The Prime Minister last week continued to defend her draconian measures by insisting that India had been endangered by a conspiracy. For the first time, she singled out a culprit--the Jana

Sangh, a right-wing Hindu organization that has become the largest opposition party in the country and whose leaders are now in jail. Speaking in New Delhi, she declared: "There are people in this country who have tried to put every kind of pressure and obstacle in the path of our forward development." To prevent her opponents from "seizing power [and] bypassing democratic methods," she argued, she had to take democracy "somewhat off the rails." So far, however, Mrs. Gandhi has provided no real evidence of a sizable conspiracy. Although police raids of the offices of extremist parties produced caches of weapons, they hardly seemed sufficient to threaten a country of 600 million. Moreover the police had sufficient authority to seize the weapons without a declaration of a state of emergency. If Mrs. Gandhi fails to give more concrete proof of a dangerous conspiracy, a significant number of India's literate public will become convinced of what is already obvious to outside observers: that she has acted primarily to preserve her own power.

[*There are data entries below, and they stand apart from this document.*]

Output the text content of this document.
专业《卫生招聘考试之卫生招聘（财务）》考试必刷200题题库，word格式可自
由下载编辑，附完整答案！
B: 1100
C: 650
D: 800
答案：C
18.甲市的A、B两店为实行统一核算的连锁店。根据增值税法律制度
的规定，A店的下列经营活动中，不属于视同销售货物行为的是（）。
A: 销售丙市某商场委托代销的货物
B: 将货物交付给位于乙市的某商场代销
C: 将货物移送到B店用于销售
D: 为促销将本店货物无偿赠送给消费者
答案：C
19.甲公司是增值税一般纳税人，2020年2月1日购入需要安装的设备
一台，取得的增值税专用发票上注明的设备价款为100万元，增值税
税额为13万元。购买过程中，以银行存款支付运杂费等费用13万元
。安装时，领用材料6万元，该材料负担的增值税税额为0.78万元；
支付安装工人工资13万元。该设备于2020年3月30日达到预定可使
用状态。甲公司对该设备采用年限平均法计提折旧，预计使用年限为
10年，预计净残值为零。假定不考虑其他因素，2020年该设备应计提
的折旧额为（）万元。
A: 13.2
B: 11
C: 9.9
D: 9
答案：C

Blaming the CIA. Perhaps to bolster the Prime Minister's conspiracy theory, some Indians last week insisted that her political opposition had received support from abroad. Members of the Congress youth wing demonstrated outside the U.S. Information Service library in New Delhi, shouting: "Shame, shame, shame on the CIA." They were parroting the inevitable, automatic cry of Indian pro-Soviet Communist leaders and some Congress Party politicians who have charged that the U.S. Central Intelligence Agency was linked to the imprisoned opposition leaders.

That Mrs. Gandhi's government permitted the demonstrations, despite the ban on public gatherings of more than four persons, seemed an abrupt contradiction of the warm and friendly remarks she directed toward America a week ago when she praised "great fighters like Jefferson and Lincoln." She may now feel she needs the CIA as a scapegoat for India's current crisis.

Meanwhile Mrs. Gandhi has been carrying on with an economic program geared to win and retain her broad public backing. With organized labor already solidly behind her, she has been wooing businessmen by assuring them that she has no current plans for further nationalization of industries and by warning labor to eliminate crippling strikes. In a belated effort to nudge India's notoriously slothful bureaucracy, the government has been cracking down on civil service inefficiency. Minister of State Mohammed Shafi Qureshi paid a surprise visit to the railway headquarters just after the working day began. Finding that 150 employees were not yet at their desks, he locked out the stragglers for the rest of the day.

Since the declaration of the state of emergency, Mrs. Gandhi has been careful to remain technically within the bounds of legality. Last week she announced that Parliament would convene on July 21 for a week-long session. The constitution requires parliamentary approval of a state of emergency within 60 days of its imposition. Since the Congress Party has a two-thirds majority in the powerful lower house, Mrs. Gandhi will have her way.

Corrupt Practices. Convoking Parliament, however, is not without risks. To many, the session will seem a travesty so long as most of the leaders of the opposition remain jailed. Moreover, with freedom of speech guaranteed on the floor of Parliament, the remaining members of the opposition and perhaps even some Congress Party members may dare to criticize the Prime Minister's authoritarian acts.

Mrs. Gandhi must also worry about how the Supreme Court will rule on her petition to reverse a lower-court decision finding her guilty of corrupt practices during the 1971 election campaign. The ruling by the court is expected in one to three months. If she loses her appeal, she will be ordered to resign her seat in Parliament--and hence as Prime Minister. In this case, however, the Election Commissioner is expected to set aside the ruling that Mrs. Gandhi must forfeit her seat. By then, Parliament will probably have indefinitely extended the state of emergency, which would enable the Prime Minister to keep postponing the next national election--now scheduled for February 1976. Doing so, however, would probably mean that India's 28-year-old experiment in democracy had been permanently derailed.